Les conséquences sont déjà visibles dans plusieurs hôpitaux publics. Les services d’urgence fonctionnent sous tension, les équipes médicales sont insuffisantes, les infrastructures se dégradent et certaines régions peinent à recruter des médecins spécialistes. Pour ceux qui restent, les gardes se multiplient, la charge de travail s’alourdit et l’épuisement professionnel gagne du terrain, alimentant à son tour de nouvelles vocations au départ.

Face à cette situation, l’Organisation tunisienne des jeunes médecins appelle les autorités à mettre en œuvre un plan d’urgence.

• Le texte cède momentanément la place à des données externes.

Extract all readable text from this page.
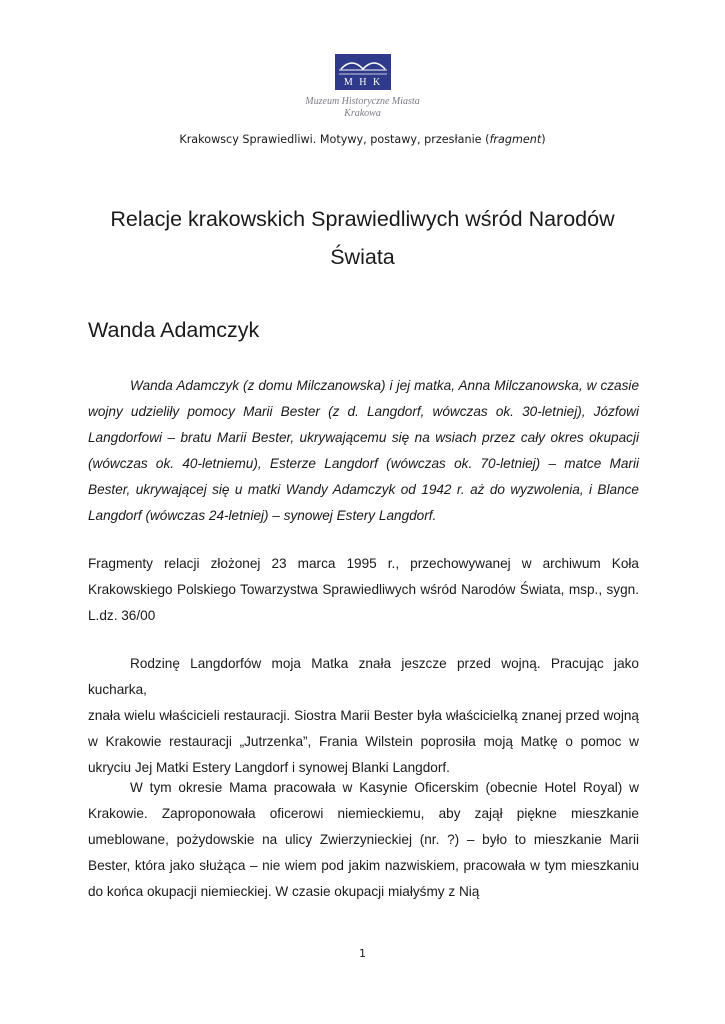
M H K
Muzeum Historyczne Miasta
Krakowa
Krakowscy Sprawiedliwi. Motywy, postawy, przesłanie (fragment)
Relacje krakowskich Sprawiedliwych wśród Narodów Świata
Wanda Adamczyk

Wanda Adamczyk (z domu Milczanowska) i jej matka, Anna Milczanowska, w czasie wojny udzieliły pomocy Marii Bester (z d. Langdorf, wówczas ok. 30-letniej), Józfowi Langdorfowi – bratu Marii Bester, ukrywającemu się na wsiach przez cały okres okupacji (wówczas ok. 40-letniemu), Esterze Langdorf (wówczas ok. 70-letniej) – matce Marii Bester, ukrywającej się u matki Wandy Adamczyk od 1942 r. aż do wyzwolenia, i Blance Langdorf (wówczas 24-letniej) – synowej Estery Langdorf.

Fragmenty relacji złożonej 23 marca 1995 r., przechowywanej w archiwum Koła Krakowskiego Polskiego Towarzystwa Sprawiedliwych wśród Narodów Świata, msp., sygn. L.dz. 36/00

Rodzinę Langdorfów moja Matka znała jeszcze przed wojną. Pracując jako kucharka,

znała wielu właścicieli restauracji. Siostra Marii Bester była właścicielką znanej przed wojną w Krakowie restauracji „Jutrzenka”, Frania Wilstein poprosiła moją Matkę o pomoc w ukryciu Jej Matki Estery Langdorf i synowej Blanki Langdorf.

W tym okresie Mama pracowała w Kasynie Oficerskim (obecnie Hotel Royal) w Krakowie. Zaproponowała oficerowi niemieckiemu, aby zajął piękne mieszkanie umeblowane, pożydowskie na ulicy Zwierzynieckiej (nr. ?) – było to mieszkanie Marii Bester, która jako służąca – nie wiem pod jakim nazwiskiem, pracowała w tym mieszkaniu do końca okupacji niemieckiej. W czasie okupacji miałyśmy z Nią

1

Elle réclame notamment le renforcement de la sécurité dans les établissements hospitaliers, l’adoption de sanctions plus sévères contre les auteurs d’agressions, la mise en place de mécanismes de signalement rapides et efficaces, ainsi qu’une amélioration des conditions de travail, de rémunération et de formation des jeunes médecins.

Car derrière les statistiques se cachent des parcours de vie, des années d’études et des vocations. Chaque médecin qui quitte la Tunisie emporte avec lui une partie d’un savoir-faire dont le pays a cruellement besoin. Pour les patients, l’exode ne se traduit pas seulement par des chiffres : il signifie souvent des délais d’attente plus longs, des consultations plus difficiles à obtenir et une pression accrue sur les professionnels qui continuent de faire vivre, malgré les difficultés, l’hôpital public tunisien.